Diante da importância atribuída aos gastos governamentais na busca pelo desenvolvimento econômico e social do país, surge à necessidade cada vez mais de desenvolver ferramentas e mecanismos de controle e busca pela eficiência. Diversos estudos procuram demonstrar a eficiência desses gastos, tornando-os produtivos. Cândido Junior (2009), advoga que os dispêndios produtivos são aqueles onde os benefícios sociais marginais dos bens públicos igualam-se aos custos marginais para obtê-los. O estudo aponta que a eficiência tanto do setor público, quanto do privado, pode ser impulsionada pela ação de mecanismos de regulação. O estudo cita a criação de leis e diretrizes contratuais que garantam a existência de ambientes propícios ao desenvolvimento, buscando corrigir possíveis falhas de mercado.
Em outro estudo, Souza Júnior e Gasparini (2006), analisou a eficiência e equidade de serviços públicos. Os resultados apontaram que a região Nordeste possui forte disparidade em
relação às demais regiões e todos os estados desta região mostraram-se ineficientes. O estado nordestino que apresentou o melhor desempenho, Bahia, se estava posicionado abaixo do pior desempenho observado nas demais regiões do país. O estudo apontou que o objeto central do Fundo de Participação dos Estados [FPE] em atenuar/erradicar as desigualdades socioeconômicas regionais, em especial, nas regiões Norte e Nordeste, não foi alcançado.
Índices de Desenvolvimento Humano [IDH]
No início da década de 1990, foi criado pela Organização das Nações Unidas [ONU] o índice de desenvolvimento humano [IDH] com a finalidade de observar o nível de desenvolvimento humano de uma região, pais, continente. Para tanto, são utilizados indicadores de desempenho econômico e social (Torres, Ferreira, & Dini, 2003).

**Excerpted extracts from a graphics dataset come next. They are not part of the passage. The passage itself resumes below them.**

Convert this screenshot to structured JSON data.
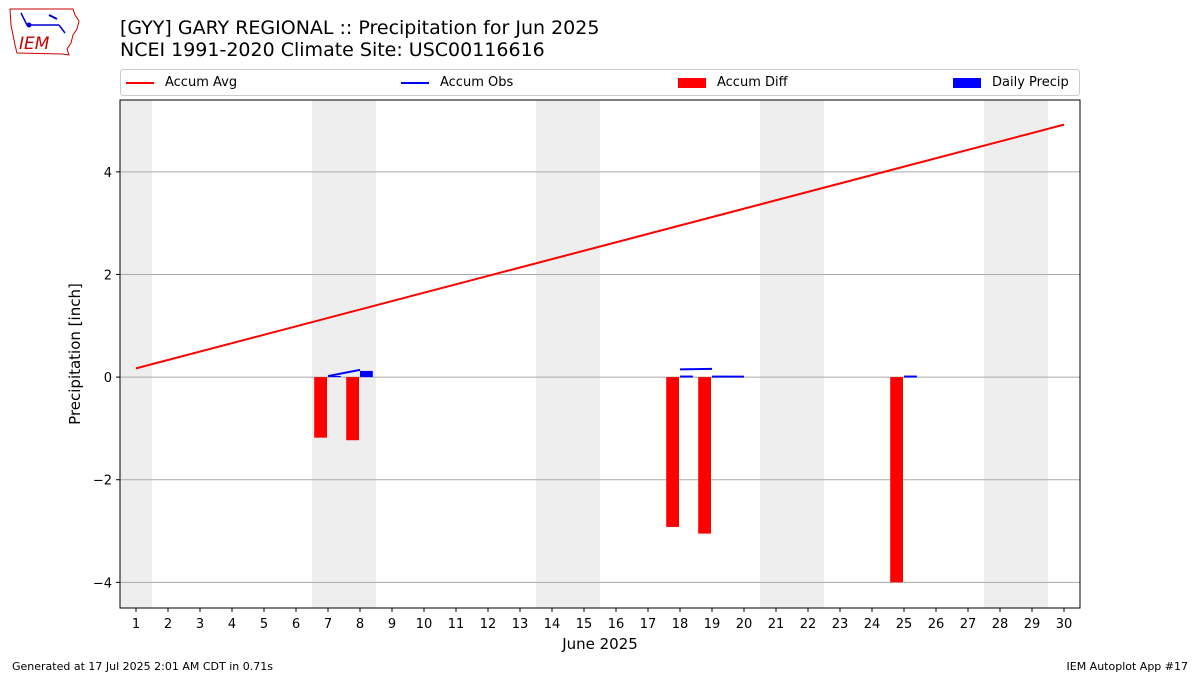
{
  "header": {
    "title_line1": "[GYY] GARY REGIONAL :: Precipitation for Jun 2025",
    "title_line2": "NCEI 1991-2020 Climate Site: USC00116616"
  },
  "logo": {
    "text": "IEM",
    "icon": "iowa-weather-logo-icon"
  },
  "footer": {
    "generated": "Generated at 17 Jul 2025 2:01 AM CDT in 0.71s",
    "app": "IEM Autoplot App #17"
  },
  "colors": {
    "avg": "#ff0000",
    "obs": "#0000ff",
    "diff": "#ff0000",
    "daily": "#0000ff",
    "weekend": "#eeeeee",
    "grid": "#aaaaaa"
  },
  "legend": [
    {
      "label": "Accum Avg",
      "kind": "line",
      "color": "#ff0000"
    },
    {
      "label": "Accum Obs",
      "kind": "line",
      "color": "#0000ff"
    },
    {
      "label": "Accum Diff",
      "kind": "box",
      "color": "#ff0000"
    },
    {
      "label": "Daily Precip",
      "kind": "box",
      "color": "#0000ff"
    }
  ],
  "chart_data": {
    "type": "bar",
    "xlabel": "June 2025",
    "ylabel": "Precipitation [inch]",
    "xlim": [
      0.5,
      30.5
    ],
    "ylim": [
      -4.5,
      5.4
    ],
    "y_ticks": [
      -4,
      -2,
      0,
      2,
      4
    ],
    "y_tick_labels": [
      "−4",
      "−2",
      "0",
      "2",
      "4"
    ],
    "x_ticks": [
      1,
      2,
      3,
      4,
      5,
      6,
      7,
      8,
      9,
      10,
      11,
      12,
      13,
      14,
      15,
      16,
      17,
      18,
      19,
      20,
      21,
      22,
      23,
      24,
      25,
      26,
      27,
      28,
      29,
      30
    ],
    "grid": "horizontal",
    "legend_position": "top",
    "weekend_spans": [
      [
        0.5,
        1.5
      ],
      [
        6.5,
        8.5
      ],
      [
        13.5,
        15.5
      ],
      [
        20.5,
        22.5
      ],
      [
        27.5,
        29.5
      ]
    ],
    "accum_avg": {
      "x": [
        1,
        30
      ],
      "y": [
        0.17,
        4.92
      ]
    },
    "accum_obs_segments": [
      {
        "x": [
          7,
          8
        ],
        "y": [
          0.02,
          0.14
        ]
      },
      {
        "x": [
          18,
          19
        ],
        "y": [
          0.15,
          0.16
        ]
      },
      {
        "x": [
          19,
          20
        ],
        "y": [
          0.01,
          0.01
        ]
      },
      {
        "x": [
          18,
          18.4
        ],
        "y": [
          0.01,
          0.01
        ]
      },
      {
        "x": [
          25,
          25.4
        ],
        "y": [
          0.01,
          0.01
        ]
      }
    ],
    "accum_diff": [
      {
        "day": 7,
        "value": -1.18
      },
      {
        "day": 8,
        "value": -1.23
      },
      {
        "day": 18,
        "value": -2.92
      },
      {
        "day": 19,
        "value": -3.05
      },
      {
        "day": 25,
        "value": -4.0
      }
    ],
    "daily_precip": [
      {
        "day": 7,
        "value": 0.02
      },
      {
        "day": 8,
        "value": 0.12
      },
      {
        "day": 18,
        "value": 0.01
      },
      {
        "day": 19,
        "value": 0.01
      },
      {
        "day": 25,
        "value": 0.01
      }
    ]
  }
}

De acordo com o Programa das Nações Unidas para o Desenvolvimento [PNUD], o principal objetivo da implantação do IDH foi oferecer uma alternativa a índices diretos como o Produto Interno Bruto [PIB] que considera apenas a dimensão econômica do desenvolvimento. O IDH é composto pela combinação três aspectos relevantes que buscam retratar de forma mais contundente o desenvolvimento humano:
I. Longevidade: que representa em especial às condições de saúde da população. Este índice é mensurado com base na esperança de vida ao nascer;
II. Educação: reflete a combinação de fatores como, índices de alfabetização de adultos, percentual de matrícula no ensino fundamental, médio e superior;
III. Renda: mensurada pelo poder aquisitivo individual. Este índice leva em conta o PIB real per capita.

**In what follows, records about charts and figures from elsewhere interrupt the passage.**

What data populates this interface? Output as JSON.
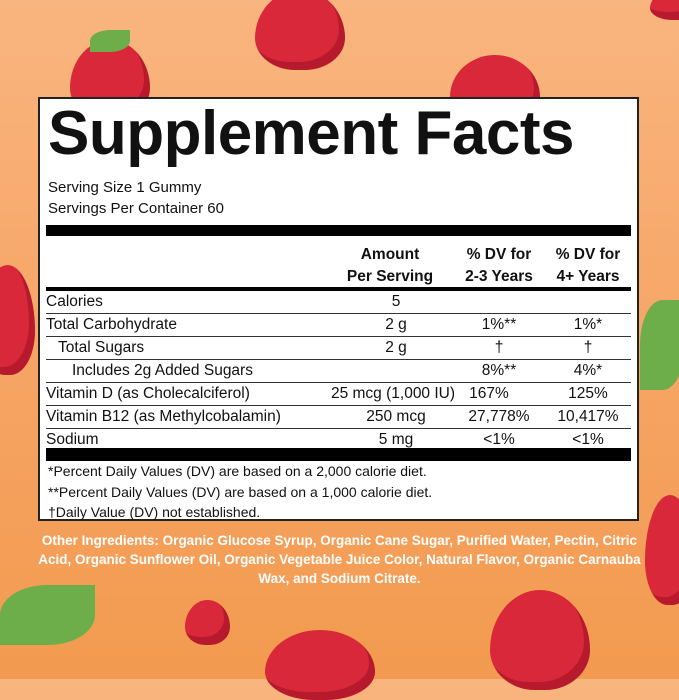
{
  "title": "Supplement Facts",
  "serving_size": "Serving Size 1 Gummy",
  "servings_per_container": "Servings Per Container 60",
  "headers": {
    "amount_1": "Amount",
    "amount_2": "Per Serving",
    "dv23_1": "% DV for",
    "dv23_2": "2-3 Years",
    "dv4_1": "% DV for",
    "dv4_2": "4+ Years"
  },
  "rows": [
    {
      "name": "Calories",
      "amount": "5",
      "dv23": "",
      "dv4": ""
    },
    {
      "name": "Total Carbohydrate",
      "amount": "2 g",
      "dv23": "1%**",
      "dv4": "1%*"
    },
    {
      "name": "Total Sugars",
      "amount": "2 g",
      "dv23": "†",
      "dv4": "†"
    },
    {
      "name": "Includes 2g Added Sugars",
      "amount": "",
      "dv23": "8%**",
      "dv4": "4%*"
    },
    {
      "name": "Vitamin D (as Cholecalciferol)",
      "amount": "25 mcg (1,000 IU)",
      "dv23": "167%",
      "dv4": "125%"
    },
    {
      "name": "Vitamin B12 (as Methylcobalamin)",
      "amount": "250 mcg",
      "dv23": "27,778%",
      "dv4": "10,417%"
    },
    {
      "name": "Sodium",
      "amount": "5 mg",
      "dv23": "<1%",
      "dv4": "<1%"
    }
  ],
  "footnotes": [
    "*Percent Daily Values (DV) are based on a 2,000 calorie diet.",
    "**Percent Daily Values (DV) are based on a 1,000 calorie diet.",
    "†Daily Value (DV) not established."
  ],
  "other_ingredients": "Other Ingredients: Organic Glucose Syrup, Organic Cane Sugar, Purified Water, Pectin, Citric Acid, Organic Sunflower Oil, Organic Vegetable Juice Color, Natural Flavor, Organic Carnauba Wax, and Sodium Citrate.",
  "colors": {
    "background": "#f6a464",
    "berry": "#d8283a",
    "leaf": "#6dae4a"
  }
}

A ideia de um indicador de desenvolvimento humano conota a estreita relação com as discussões diante das definições de qualidade de vida, pois se defende que tal indicador não deva retratar apenas o ambiente econômico. Ratificando essa linha, Scarpin e Slomski (2007), relatam que o desempenho econômico de uma sociedade, seja municipal, regional ou nacional não pode ser atribuído somente ao aspecto monetário de seus cidadãos, mas também deve englobar aspectos voltados à qualidade da educação, saúde e urbanismo.
De acordo com Paiva (1998), o grau de desenvolvimento humano em uma região é diretamente proporcional ao nível educacional observado de seus agentes. Segundo o estudo, o maior retorno está ligado ao nível fundamental. Esse resultado, em especial, parece identificar um importante caminho para elaboração de políticas públicas educacionais. Nesse contexto, Scarpine e Slomski (2007), defenderam que à medida que
a educação de qualidade se estabelece em sua base – Ensino Fundamental – o ensino superior se desenvolve e, dentro dele, a educação profissional, fatores esses, considerados
essenciais para o desenvolvimento produtivo em todos os setores da economia.

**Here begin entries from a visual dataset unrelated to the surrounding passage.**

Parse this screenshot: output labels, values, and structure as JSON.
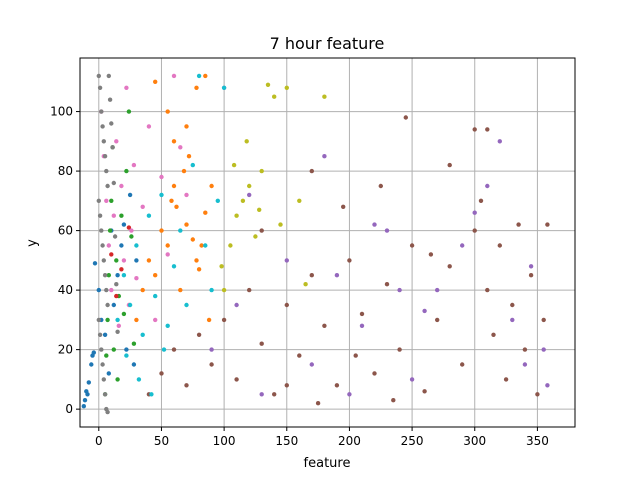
{
  "chart_data": {
    "type": "scatter",
    "title": "7 hour feature",
    "xlabel": "feature",
    "ylabel": "y",
    "xlim": [
      -15,
      380
    ],
    "ylim": [
      -6,
      118
    ],
    "xticks": [
      0,
      50,
      100,
      150,
      200,
      250,
      300,
      350
    ],
    "yticks": [
      0,
      20,
      40,
      60,
      80,
      100
    ],
    "grid": true,
    "legend": "none",
    "series": [
      {
        "color": "#1f77b4",
        "points": [
          [
            -12,
            1
          ],
          [
            -11,
            3
          ],
          [
            -10,
            6
          ],
          [
            -9,
            5
          ],
          [
            -8,
            9
          ],
          [
            -6,
            15
          ],
          [
            -5,
            18
          ],
          [
            -4,
            19
          ],
          [
            -3,
            49
          ],
          [
            0,
            40
          ],
          [
            2,
            30
          ],
          [
            5,
            25
          ],
          [
            8,
            12
          ],
          [
            10,
            60
          ],
          [
            12,
            35
          ],
          [
            15,
            45
          ],
          [
            18,
            55
          ],
          [
            20,
            62
          ],
          [
            22,
            20
          ],
          [
            25,
            72
          ],
          [
            28,
            15
          ],
          [
            30,
            50
          ]
        ]
      },
      {
        "color": "#ff7f0e",
        "points": [
          [
            30,
            30
          ],
          [
            35,
            40
          ],
          [
            40,
            50
          ],
          [
            45,
            45
          ],
          [
            50,
            60
          ],
          [
            55,
            55
          ],
          [
            58,
            70
          ],
          [
            60,
            75
          ],
          [
            62,
            68
          ],
          [
            65,
            40
          ],
          [
            68,
            80
          ],
          [
            70,
            62
          ],
          [
            72,
            85
          ],
          [
            75,
            57
          ],
          [
            78,
            50
          ],
          [
            80,
            47
          ],
          [
            82,
            55
          ],
          [
            85,
            66
          ],
          [
            88,
            30
          ],
          [
            90,
            75
          ],
          [
            45,
            110
          ],
          [
            60,
            90
          ],
          [
            70,
            95
          ],
          [
            85,
            112
          ],
          [
            78,
            108
          ],
          [
            55,
            100
          ]
        ]
      },
      {
        "color": "#2ca02c",
        "points": [
          [
            5,
            5
          ],
          [
            6,
            18
          ],
          [
            7,
            30
          ],
          [
            8,
            45
          ],
          [
            9,
            60
          ],
          [
            10,
            70
          ],
          [
            11,
            88
          ],
          [
            12,
            20
          ],
          [
            14,
            50
          ],
          [
            15,
            10
          ],
          [
            16,
            38
          ],
          [
            18,
            65
          ],
          [
            20,
            32
          ],
          [
            22,
            80
          ],
          [
            24,
            100
          ],
          [
            26,
            58
          ],
          [
            28,
            22
          ]
        ]
      },
      {
        "color": "#d62728",
        "points": [
          [
            10,
            52
          ],
          [
            14,
            38
          ],
          [
            18,
            47
          ],
          [
            24,
            61
          ]
        ]
      },
      {
        "color": "#9467bd",
        "points": [
          [
            90,
            20
          ],
          [
            110,
            35
          ],
          [
            130,
            5
          ],
          [
            150,
            50
          ],
          [
            170,
            15
          ],
          [
            190,
            45
          ],
          [
            210,
            28
          ],
          [
            230,
            60
          ],
          [
            250,
            10
          ],
          [
            270,
            40
          ],
          [
            290,
            55
          ],
          [
            310,
            75
          ],
          [
            330,
            30
          ],
          [
            345,
            48
          ],
          [
            355,
            20
          ],
          [
            358,
            8
          ],
          [
            180,
            85
          ],
          [
            220,
            62
          ],
          [
            260,
            33
          ],
          [
            300,
            66
          ],
          [
            340,
            15
          ],
          [
            120,
            72
          ],
          [
            200,
            5
          ],
          [
            240,
            40
          ],
          [
            320,
            90
          ]
        ]
      },
      {
        "color": "#8c564b",
        "points": [
          [
            40,
            5
          ],
          [
            50,
            12
          ],
          [
            60,
            20
          ],
          [
            70,
            8
          ],
          [
            80,
            25
          ],
          [
            90,
            15
          ],
          [
            100,
            30
          ],
          [
            110,
            10
          ],
          [
            120,
            40
          ],
          [
            130,
            22
          ],
          [
            140,
            5
          ],
          [
            150,
            35
          ],
          [
            160,
            18
          ],
          [
            170,
            45
          ],
          [
            180,
            28
          ],
          [
            190,
            8
          ],
          [
            200,
            50
          ],
          [
            210,
            32
          ],
          [
            220,
            12
          ],
          [
            230,
            42
          ],
          [
            240,
            20
          ],
          [
            250,
            55
          ],
          [
            260,
            6
          ],
          [
            270,
            30
          ],
          [
            280,
            48
          ],
          [
            290,
            15
          ],
          [
            300,
            60
          ],
          [
            305,
            70
          ],
          [
            310,
            40
          ],
          [
            315,
            25
          ],
          [
            320,
            55
          ],
          [
            325,
            10
          ],
          [
            330,
            35
          ],
          [
            335,
            62
          ],
          [
            340,
            20
          ],
          [
            345,
            45
          ],
          [
            350,
            5
          ],
          [
            355,
            30
          ],
          [
            358,
            62
          ],
          [
            300,
            94
          ],
          [
            310,
            94
          ],
          [
            245,
            98
          ],
          [
            170,
            80
          ],
          [
            130,
            60
          ],
          [
            225,
            75
          ],
          [
            280,
            82
          ],
          [
            195,
            68
          ],
          [
            265,
            52
          ],
          [
            150,
            8
          ],
          [
            175,
            2
          ],
          [
            205,
            18
          ],
          [
            235,
            3
          ]
        ]
      },
      {
        "color": "#e377c2",
        "points": [
          [
            2,
            100
          ],
          [
            4,
            85
          ],
          [
            6,
            70
          ],
          [
            8,
            55
          ],
          [
            10,
            40
          ],
          [
            12,
            65
          ],
          [
            14,
            90
          ],
          [
            16,
            28
          ],
          [
            18,
            75
          ],
          [
            20,
            50
          ],
          [
            22,
            108
          ],
          [
            24,
            35
          ],
          [
            26,
            60
          ],
          [
            28,
            82
          ],
          [
            30,
            44
          ],
          [
            35,
            68
          ],
          [
            40,
            95
          ],
          [
            45,
            30
          ],
          [
            50,
            78
          ],
          [
            55,
            52
          ],
          [
            60,
            112
          ],
          [
            65,
            88
          ],
          [
            70,
            72
          ],
          [
            100,
            108
          ]
        ]
      },
      {
        "color": "#7f7f7f",
        "points": [
          [
            0,
            112
          ],
          [
            1,
            108
          ],
          [
            2,
            100
          ],
          [
            3,
            95
          ],
          [
            4,
            90
          ],
          [
            5,
            85
          ],
          [
            6,
            80
          ],
          [
            7,
            75
          ],
          [
            0,
            70
          ],
          [
            1,
            65
          ],
          [
            2,
            60
          ],
          [
            3,
            55
          ],
          [
            4,
            50
          ],
          [
            5,
            45
          ],
          [
            6,
            40
          ],
          [
            7,
            35
          ],
          [
            0,
            30
          ],
          [
            1,
            25
          ],
          [
            2,
            20
          ],
          [
            3,
            15
          ],
          [
            4,
            10
          ],
          [
            5,
            5
          ],
          [
            6,
            0
          ],
          [
            7,
            -1
          ],
          [
            8,
            112
          ],
          [
            9,
            104
          ],
          [
            10,
            96
          ],
          [
            11,
            88
          ],
          [
            12,
            76
          ],
          [
            13,
            58
          ],
          [
            14,
            42
          ],
          [
            15,
            26
          ]
        ]
      },
      {
        "color": "#bcbd22",
        "points": [
          [
            100,
            40
          ],
          [
            105,
            55
          ],
          [
            110,
            65
          ],
          [
            115,
            70
          ],
          [
            120,
            75
          ],
          [
            125,
            58
          ],
          [
            130,
            80
          ],
          [
            135,
            109
          ],
          [
            140,
            105
          ],
          [
            145,
            62
          ],
          [
            150,
            108
          ],
          [
            160,
            70
          ],
          [
            165,
            42
          ],
          [
            180,
            105
          ],
          [
            108,
            82
          ],
          [
            118,
            90
          ],
          [
            128,
            67
          ],
          [
            98,
            48
          ]
        ]
      },
      {
        "color": "#17becf",
        "points": [
          [
            15,
            30
          ],
          [
            20,
            45
          ],
          [
            25,
            35
          ],
          [
            30,
            55
          ],
          [
            35,
            25
          ],
          [
            40,
            65
          ],
          [
            45,
            38
          ],
          [
            50,
            72
          ],
          [
            55,
            28
          ],
          [
            60,
            48
          ],
          [
            65,
            60
          ],
          [
            70,
            35
          ],
          [
            75,
            82
          ],
          [
            80,
            112
          ],
          [
            85,
            55
          ],
          [
            90,
            40
          ],
          [
            95,
            70
          ],
          [
            100,
            108
          ],
          [
            22,
            18
          ],
          [
            32,
            10
          ],
          [
            42,
            5
          ],
          [
            52,
            20
          ]
        ]
      }
    ]
  }
}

Outro aspecto essencial no desenvolvimento humano de uma sociedade refere-se ao observado no âmbito da saúde. Segundo Anjos (2010), o grande volume de recursos públicos destinados à área versus a baixa qualidade observada apontaram ineficiência do Rio Grande do Norte na gestão desses recursos, retratando o descaso e a péssima qualidade desses serviços nesse estado.
Por sua vez, o Banco Mundial e o Fundo Monetário Internacional [FMI] incentivam ações que busquem incrementar a urbanização, diminuir a pobreza e desigualdade. De acordo com essas instituições estima-se que economias que apresentam bons níveis de urbanização acima de 60%, possam incrementar seus objetivos de IDH em torno de 50% (Envolverde, 2014).
Bens públicos
Para Pindyck e Rubinfeld (2010), um bem público é caracterizado pelo fato do seu consumo por determinado indivíduo não diminuir o consumo do mesmo, por qualquer outro indivíduo. O que o denomina como bem econômico puro. Para Mankiw (2001), os bens públicos possuem duas características inconfundíveis. Primeiro, são não excludentes, isto é, o consumo desse bem por um agente não impossibilita o consumo pelos demais agentes da sociedade. Segundo, não há rivalidade no consumo, ou seja, a utilização do bem por um agente não diminui a satisfação do outro que utilizar aquele bem. Em síntese, o custo marginal de ofertar o bem para um consumidor adicional é zero para qualquer nível de produção.
Wonnacott e Wonnacott (1994) defendem que um bem público puro proporciona benefícios que não podem ser excluídos a nenhum indivíduo, inclusive, os chamados caronas, isto é, aqueles que não contribuem para sua oferta. A produção de um bem público pode ser feita por agentes públicos ou privados. Segundo Pindyck e Rubinfeld (2010), a produção de um bem público pelo estado é benéfica em virtude da possibilidade de avaliação dos impostos ou tarifas que deverão ser responsáveis pelo pagamento de tal bem.
Porém, devido à escassez de recursos públicos e privados, eclode a importância da alocação ótima dos recursos públicos, especialmente na oferta de bens públicos de qualidade. Nesse sentido, gestores públicos deveriam ter amplo conhecimento dos principais determinantes – variáveis/causas – do desenvolvimento econômico e social a fim de possibilitar ao poder público gerir políticas destinadas a originar o maior bem-estar social possível.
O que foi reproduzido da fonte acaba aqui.